-3

The following bar chart is one of the most commonly drawn, and yet I cannot find any dedicated name for it. It uses a categorical independent variable (dimension) for the horizontal axis and a numerical dependent variable (measure) for the vertical axis. The numerical dependent variable is the result of an aggregation like a sum or average (like in the following example).

enter image description here

Some people mistakenly call this a histogram, but it is not one, for a histogram is an estimate of the probability distribution of a continuous variable (Source: Wikipedia), and there is no continuous variable to which the categorical dimension used for the horizontal axis can be associated.

This chart is closely related to a frequency chart, but it is not one in most instances (like this one), for the vertical axis does not always visualize a frequency, it visualizes an arbitrary aggregation. Of course, this aggregation could be a count, in which case we would have a proper frequency chart indeed, but it could also be a sum, an average (as is the case in the chart above), a median, or any other summary statistic.

For that reason, I like to call it a summary chart, but I wonder if there is a more established name that I could use instead. And it goes without saying that bar chart is not a valid candidate, for it is not specific enough: histograms and frequency charts are all specific types of bar charts (in my opinion), or look way too much like one (if you believe that a histogram is not a specific type of bar chart).

Bar plot would be a last resort option, but there is no well-accepted delineation between chart and plot. For most people, these two terms are synonyms. Furthermore, I tend to believe that plot should be reserved for visualizations depicting independent observations (raw data) instead of the results of aggregations, but this is a rather personal preference. For example, the following bar plot depicts the height of the tallest building within each country, and this visual is produced from a list of countries with Name and Tallest Building Height as variables, instead of a list of buildings with Country and Building Height as variables. A similar visual could have been produced for the latter dataset using a MAX aggregation, and this visual would be called a summary chart. But because the following visual is not the result of any aggregation (as far as the source dataset is concerned), it is not a summary chart, and while it is a bar chart, I call it a bar plot to be more specific.
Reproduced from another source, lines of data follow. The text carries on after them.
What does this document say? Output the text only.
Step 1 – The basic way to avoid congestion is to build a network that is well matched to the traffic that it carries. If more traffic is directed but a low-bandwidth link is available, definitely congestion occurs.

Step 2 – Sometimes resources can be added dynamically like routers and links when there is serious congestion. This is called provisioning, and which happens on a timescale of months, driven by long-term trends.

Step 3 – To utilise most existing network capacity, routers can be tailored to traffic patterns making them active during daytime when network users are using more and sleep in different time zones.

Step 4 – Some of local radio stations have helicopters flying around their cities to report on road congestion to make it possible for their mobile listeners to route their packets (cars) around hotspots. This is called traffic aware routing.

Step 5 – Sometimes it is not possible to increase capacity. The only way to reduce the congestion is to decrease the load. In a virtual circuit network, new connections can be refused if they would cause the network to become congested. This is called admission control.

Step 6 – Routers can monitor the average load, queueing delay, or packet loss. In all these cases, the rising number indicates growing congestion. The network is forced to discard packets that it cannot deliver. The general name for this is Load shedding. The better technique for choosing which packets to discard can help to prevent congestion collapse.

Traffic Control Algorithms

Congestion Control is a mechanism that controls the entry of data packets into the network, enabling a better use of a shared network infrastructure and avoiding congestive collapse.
enter image description here

Bar graph shares the same problems as bar plot, and I tend to avoid using the term graph for visualization, for it could create confusion with the field of graph theory. Trained statisticians know how to make the difference, but your casual user might get confused, and I treat this casual user as my primary audience for this terminology.

Column chart is not a desirable candidate either, because it is a synonym for vertical bar chart, and it does not convey any statistical meaning, unlike summary chart.

Why do we need a name for that chart? So that we can distinguish it from other charts that look similar but are different (histogram or frequency chart for example). Does it mean that we will need different names for different aggregations? Probably not, because summary chart is clear enough.

But will that make the term frequency chart redundant then, since it would refer to a particular type of summary chart for a particular summary statistic? No, because the frequency chart is a very particular (and important) summary chart, since it is using a very specific type of aggregation (count) that can be used with a single categorical variable, unlike sum or average for example, which require both a categorical variable (the dimension) and a numerical variable (the measure).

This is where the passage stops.